On a more accessible and certainly more affordable scale for most of us, SPCK has published some lectures which Rowan Williams gave in Holy Week at Canterbury Cathedral when he was Archbishop.  He has read, marked, learned and inwardly digested, both St. Paul and Bishop Wright for us and incorporated some of his insights into these talks.

In his introduction, he says:  ‘The only excuse for a brief study like this is that Paul’s world remains a closed book for so many regular churchgoers – never mind the numerous others who hear Paul’s name and are distantly aware that he was important at the beginnings of Christianity.  Both believers and non-believers are quite likely to have picked up a set of assumptions about Paul – that he had a problem about women’s role in the Church, that he was against sex in general and homosexuality in particular, that he supported slavery, that he changed the simple teaching of Jesus into a complicated philosophy or mythology…There are plenty of good twenty-first century reasons, it seems, to write him off.’

‘But in fact these half-understood assumptions obscure nearly everything of what makes Paul really interesting and exciting.’  Bishop Rowan believes that we need to read Paul with a sense of his own intense conviction that he was exploring a new country. He took the traditions and practices which grew out of the mysterious events around and after Jesus’ death and struggled with all his intellectual and imaginative skill to see the patterns that held them together. He is striving to do justice to that which confronts him in these stories and practice. He is not improvising a new religious system.  Paul has not left us a textbook of systematic theology, but letters addressed to various communities with differing problems.  Sometimes he leaves loose ends as he tries to bring it all together in a consistent pattern.  Often he uncovers a set of interconnections so profound that they have set the agenda for centuries of further discussion and elaboration.  He is never looking for religious theories for their own sake; he is always asking what must be true about God, about Jesus, about the human condition, about the non-human world, if the prayer and practice of the early Christians he knew is to make some kind of sense, to them as well as to their neighbours.

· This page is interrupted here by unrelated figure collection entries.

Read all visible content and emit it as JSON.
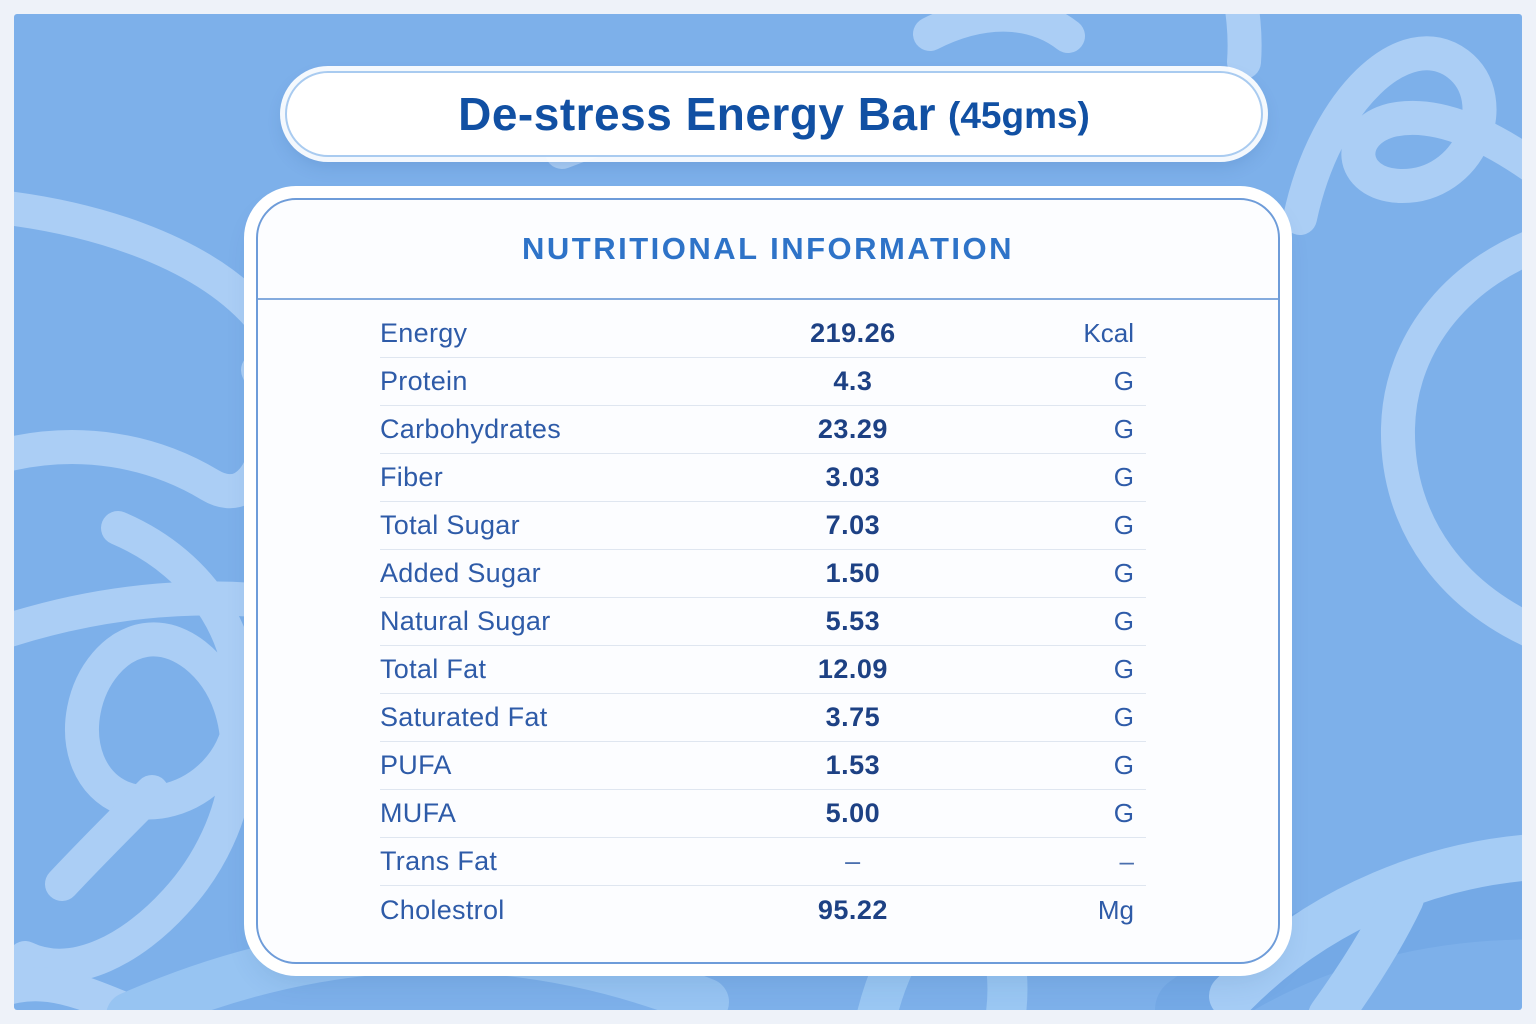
{
  "header": {
    "product_name": "De-stress Energy Bar",
    "weight_label": "(45gms)"
  },
  "card": {
    "heading": "NUTRITIONAL INFORMATION",
    "rows": [
      {
        "label": "Energy",
        "value": "219.26",
        "unit": "Kcal"
      },
      {
        "label": "Protein",
        "value": "4.3",
        "unit": "G"
      },
      {
        "label": "Carbohydrates",
        "value": "23.29",
        "unit": "G"
      },
      {
        "label": "Fiber",
        "value": "3.03",
        "unit": "G"
      },
      {
        "label": "Total Sugar",
        "value": "7.03",
        "unit": "G"
      },
      {
        "label": "Added Sugar",
        "value": "1.50",
        "unit": "G"
      },
      {
        "label": "Natural Sugar",
        "value": "5.53",
        "unit": "G"
      },
      {
        "label": "Total Fat",
        "value": "12.09",
        "unit": "G"
      },
      {
        "label": "Saturated Fat",
        "value": "3.75",
        "unit": "G"
      },
      {
        "label": "PUFA",
        "value": "1.53",
        "unit": "G"
      },
      {
        "label": "MUFA",
        "value": "5.00",
        "unit": "G"
      },
      {
        "label": "Trans Fat",
        "value": "–",
        "unit": "–"
      },
      {
        "label": "Cholestrol",
        "value": "95.22",
        "unit": "Mg"
      }
    ]
  },
  "colors": {
    "frame_bg": "#eef2f9",
    "background_blue": "#7db0ea",
    "doodle_light": "#abcef5",
    "doodle_mid": "#9ac7f3",
    "title_blue": "#1150a3",
    "heading_blue": "#2e73c8",
    "label_blue": "#2e5ba8",
    "value_blue": "#1d4184",
    "card_border": "#6e9cd9"
  }
}
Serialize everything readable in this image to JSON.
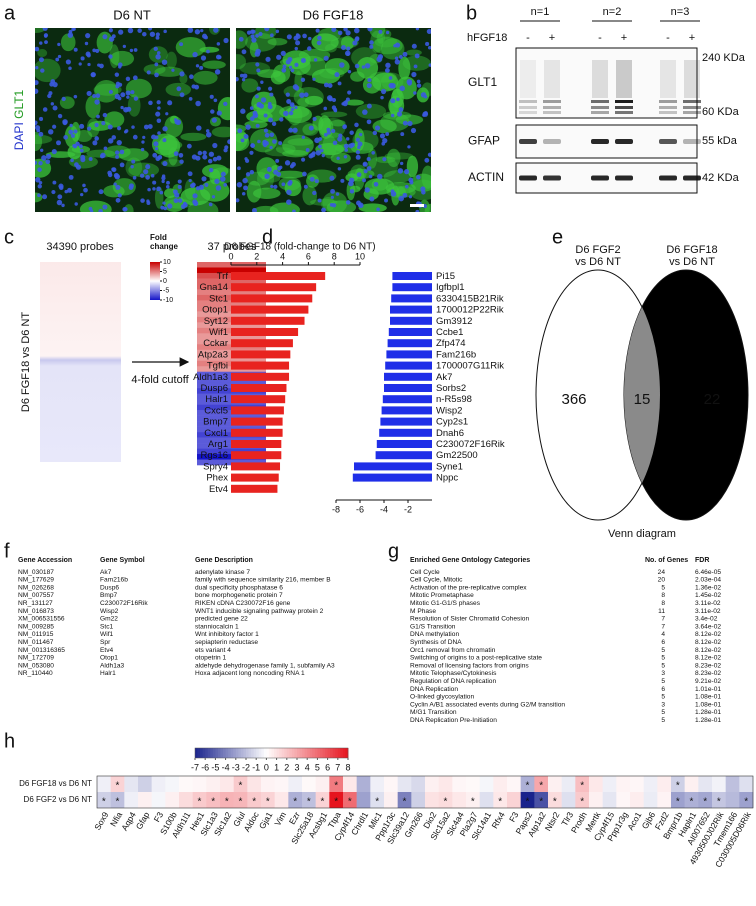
{
  "panel_labels": [
    "a",
    "b",
    "c",
    "d",
    "e",
    "f",
    "g",
    "h"
  ],
  "a": {
    "titles": [
      "D6 NT",
      "D6 FGF18"
    ],
    "stain_labels": [
      "DAPI",
      "GLT1"
    ]
  },
  "b": {
    "groups": [
      "n=1",
      "n=2",
      "n=3"
    ],
    "treatment": "hFGF18",
    "signs": [
      "-",
      "+",
      "-",
      "+",
      "-",
      "+"
    ],
    "blots": [
      {
        "name": "GLT1",
        "markers": [
          "240 KDa",
          "60 KDa"
        ]
      },
      {
        "name": "GFAP",
        "markers": [
          "55 kDa"
        ]
      },
      {
        "name": "ACTIN",
        "markers": [
          "42 KDa"
        ]
      }
    ]
  },
  "e": {
    "left_label": [
      "D6 FGF2",
      "vs D6 NT"
    ],
    "right_label": [
      "D6 FGF18",
      "vs D6 NT"
    ],
    "counts": [
      "366",
      "15",
      "22"
    ],
    "caption": "Venn diagram"
  },
  "f": {
    "headers": [
      "Gene Accession",
      "Gene Symbol",
      "Gene Description"
    ],
    "rows": [
      [
        "NM_030187",
        "Ak7",
        "adenylate kinase 7"
      ],
      [
        "NM_177629",
        "Fam216b",
        "family with sequence similarity 216, member B"
      ],
      [
        "NM_026268",
        "Dusp6",
        "dual specificity phosphatase 6"
      ],
      [
        "NM_007557",
        "Bmp7",
        "bone morphogenetic protein 7"
      ],
      [
        "NR_131127",
        "C230072F16Rik",
        "RIKEN  cDNA C230072F16 gene"
      ],
      [
        "NM_016873",
        "Wisp2",
        "WNT1 inducible signaling pathway protein 2"
      ],
      [
        "XM_006531556",
        "Gm22",
        "predicted gene 22"
      ],
      [
        "NM_009285",
        "Stc1",
        "stanniocalcin 1"
      ],
      [
        "NM_011915",
        "Wif1",
        "Wnt inhibitory factor 1"
      ],
      [
        "NM_011467",
        "Spr",
        "sepiapterin reductase"
      ],
      [
        "NM_001316365",
        "Etv4",
        "ets variant 4"
      ],
      [
        "NM_172709",
        "Otop1",
        "otopetrin 1"
      ],
      [
        "NM_053080",
        "Aldh1a3",
        "aldehyde dehydrogenase family 1, subfamily A3"
      ],
      [
        "NR_110440",
        "Halr1",
        "Hoxa adjacent long noncoding RNA 1"
      ]
    ]
  },
  "g": {
    "headers": [
      "Enriched Gene Ontology Categories",
      "No. of Genes",
      "FDR"
    ],
    "rows": [
      [
        "Cell Cycle",
        24,
        "6.46e-05"
      ],
      [
        "Cell Cycle, Mitotic",
        20,
        "2.03e-04"
      ],
      [
        "Activation of the pre-replicative complex",
        5,
        "1.36e-02"
      ],
      [
        "Mitotic Prometaphase",
        8,
        "1.45e-02"
      ],
      [
        "Mitotic G1-G1/S phases",
        8,
        "3.11e-02"
      ],
      [
        "M Phase",
        11,
        "3.11e-02"
      ],
      [
        "Resolution of Sister Chromatid Cohesion",
        7,
        "3.4e-02"
      ],
      [
        "G1/S Transition",
        7,
        "3.64e-02"
      ],
      [
        "DNA methylation",
        4,
        "8.12e-02"
      ],
      [
        "Synthesis of DNA",
        6,
        "8.12e-02"
      ],
      [
        "Orc1 removal from chromatin",
        5,
        "8.12e-02"
      ],
      [
        "Switching of origins to a post-replicative state",
        5,
        "8.12e-02"
      ],
      [
        "Removal of licensing factors from origins",
        5,
        "8.23e-02"
      ],
      [
        "Mitotic Telophase/Cytokinesis",
        3,
        "8.23e-02"
      ],
      [
        "Regulation of DNA replication",
        5,
        "9.21e-02"
      ],
      [
        "DNA Replication",
        6,
        "1.01e-01"
      ],
      [
        "O-linked glycosylation",
        5,
        "1.08e-01"
      ],
      [
        "Cyclin A/B1 associated events during G2/M transition",
        3,
        "1.08e-01"
      ],
      [
        "M/G1 Transition",
        5,
        "1.28e-01"
      ],
      [
        "DNA Replication Pre-Initiation",
        5,
        "1.28e-01"
      ]
    ]
  },
  "chart_data": [
    {
      "type": "heatmap",
      "ylabel": "D6 FGF18 vs D6 NT",
      "panel_titles": [
        "34390 probes",
        "37 probes"
      ],
      "annotation": "4-fold cutoff",
      "colorbar_title": [
        "Fold",
        "change"
      ],
      "colorbar_ticks": [
        10,
        5,
        0,
        -5,
        -10
      ],
      "values": [
        6,
        10,
        7,
        6,
        6,
        5,
        6,
        5,
        5,
        4,
        5,
        4,
        5,
        4,
        4,
        5,
        4,
        4,
        5,
        4,
        -7,
        -7,
        -7,
        -8,
        -7,
        -7,
        -8,
        -7,
        -7,
        -7,
        -7,
        -8,
        -7,
        -7,
        -8,
        -10,
        -7
      ]
    },
    {
      "type": "bar",
      "title": "D6 FGF18 (fold-change to D6 NT)",
      "series": [
        {
          "color": "#e8231f",
          "categories": [
            "Trf",
            "Gna14",
            "Stc1",
            "Otop1",
            "Syt12",
            "Wif1",
            "Cckar",
            "Atp2a3",
            "Tgfbi",
            "Aldh1a3",
            "Dusp6",
            "Halr1",
            "Cxcl5",
            "Bmp7",
            "Cxcl1",
            "Arg1",
            "Rgs16",
            "Spry4",
            "Phex",
            "Etv4"
          ],
          "values": [
            7.3,
            6.6,
            6.3,
            6.0,
            5.7,
            5.2,
            4.8,
            4.6,
            4.5,
            4.5,
            4.3,
            4.2,
            4.1,
            4.0,
            4.0,
            3.9,
            3.9,
            3.8,
            3.7,
            3.6
          ]
        },
        {
          "color": "#1f2ee8",
          "categories": [
            "Pi15",
            "Igfbpl1",
            "6330415B21Rik",
            "1700012P22Rik",
            "Gm3912",
            "Ccbe1",
            "Zfp474",
            "Fam216b",
            "1700007G11Rik",
            "Ak7",
            "Sorbs2",
            "n-R5s98",
            "Wisp2",
            "Cyp2s1",
            "Dnah6",
            "C230072F16Rik",
            "Gm22500",
            "Syne1",
            "Nppc"
          ],
          "values": [
            -3.3,
            -3.3,
            -3.4,
            -3.5,
            -3.5,
            -3.6,
            -3.7,
            -3.8,
            -3.9,
            -4.0,
            -4.0,
            -4.1,
            -4.2,
            -4.3,
            -4.4,
            -4.6,
            -4.7,
            -6.5,
            -6.6
          ],
          "axis": "x2"
        }
      ],
      "xlim": [
        0,
        10
      ],
      "xticks": [
        0,
        2,
        4,
        6,
        8,
        10
      ],
      "x2lim": [
        -8,
        0
      ],
      "x2ticks": [
        -8,
        -6,
        -4,
        -2
      ]
    },
    {
      "type": "heatmap",
      "colorbar_ticks": [
        -7,
        -6,
        -5,
        -4,
        -3,
        -2,
        -1,
        0,
        1,
        2,
        3,
        4,
        5,
        6,
        7,
        8
      ],
      "rows": [
        "D6 FGF18 vs D6 NT",
        "D6 FGF2 vs D6 NT"
      ],
      "columns": [
        "Sox9",
        "Nfia",
        "Aqp4",
        "Gfap",
        "F3",
        "S100b",
        "Aldh1l1",
        "Hes1",
        "Slc1a3",
        "Slc1a2",
        "Glul",
        "Aldoc",
        "Gja1",
        "Vim",
        "Ezr",
        "Slc25a18",
        "Acsbg1",
        "Ttpa",
        "Cyp4f14",
        "Chrdl1",
        "Mlc1",
        "Ppp1r3c",
        "Slc39a12",
        "Gm266",
        "Dio2",
        "Slc15a2",
        "Slc4a4",
        "Pla2g7",
        "Slc14a1",
        "Rfx4",
        "F3",
        "Paps2",
        "Atp1a2",
        "Ntsr2",
        "Tlr3",
        "Prodh",
        "Mertk",
        "Cyp4f15",
        "Ppp1r3g",
        "Aco1",
        "Gjb6",
        "Fzd2",
        "Bmpr1b",
        "Hapln1",
        "AI007652",
        "4930500J02Rik",
        "Tmem166",
        "C030005D06Rik"
      ],
      "values": [
        [
          -0.5,
          1.5,
          -0.8,
          -1.5,
          -0.5,
          -0.3,
          0.2,
          0.3,
          0.5,
          0.8,
          1.8,
          0.9,
          0.4,
          0.3,
          -0.5,
          0.2,
          0.5,
          4.5,
          0.8,
          -2.5,
          -0.5,
          0.3,
          -0.8,
          -1.2,
          0.5,
          0.8,
          0.3,
          0.2,
          -0.3,
          0.6,
          0.3,
          -2.5,
          3.0,
          0.5,
          -0.6,
          2.2,
          0.8,
          -0.5,
          0.4,
          0.3,
          -0.5,
          0.6,
          -1.5,
          0.5,
          -0.8,
          -0.4,
          -2.0,
          -1.0
        ],
        [
          -1.5,
          -2.0,
          -0.5,
          0.5,
          -0.3,
          0.5,
          1.2,
          1.8,
          2.2,
          2.6,
          2.5,
          1.8,
          1.5,
          0.8,
          -2.5,
          -2.0,
          1.5,
          8.0,
          5.0,
          -3.0,
          -1.0,
          0.5,
          -4.0,
          -1.5,
          1.0,
          1.2,
          0.8,
          0.5,
          -1.0,
          0.8,
          1.5,
          -7.0,
          -5.5,
          1.2,
          -1.0,
          1.8,
          0.5,
          -0.8,
          0.3,
          0.6,
          -0.6,
          0.4,
          -3.0,
          -2.5,
          -2.8,
          -1.8,
          -2.2,
          -3.0
        ]
      ],
      "marks": [
        [
          null,
          "*",
          null,
          null,
          null,
          null,
          null,
          null,
          null,
          null,
          "*",
          null,
          null,
          null,
          null,
          null,
          null,
          "*",
          null,
          null,
          null,
          null,
          null,
          null,
          null,
          null,
          null,
          null,
          null,
          null,
          null,
          "*",
          "*",
          null,
          null,
          "*",
          null,
          null,
          null,
          null,
          null,
          null,
          "*",
          null,
          null,
          null,
          null,
          null
        ],
        [
          "*",
          "*",
          null,
          null,
          null,
          null,
          null,
          "*",
          "*",
          "*",
          "*",
          "*",
          "*",
          null,
          "*",
          "*",
          "*",
          "*",
          "*",
          null,
          "*",
          null,
          "*",
          null,
          null,
          "*",
          null,
          "*",
          null,
          "*",
          null,
          "*",
          "*",
          "*",
          null,
          "*",
          null,
          null,
          null,
          null,
          null,
          null,
          "*",
          "*",
          "*",
          "*",
          null,
          "*"
        ]
      ]
    }
  ]
}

The simple fact is that you and I are here this evening, listening to Paul defending his calling by Jesus Christ to his own people, as the consequence of that vocation –  announced on the Damascus road, repeated in that vision in the Temple when Jesus speaks to him again,  responded to faithfully over years of hardship and opposition. That calling has brought him into conflict with his own people; something which will cause him huge anguish (Romans 9-11). It will take him from Jerusalem to Rome and to death.  But God sending Paul to the Gentiles, to witness to that universal love, which breaks out of the confines of Judaism, is why we are here tonight. It is why we must go on wrestling with him.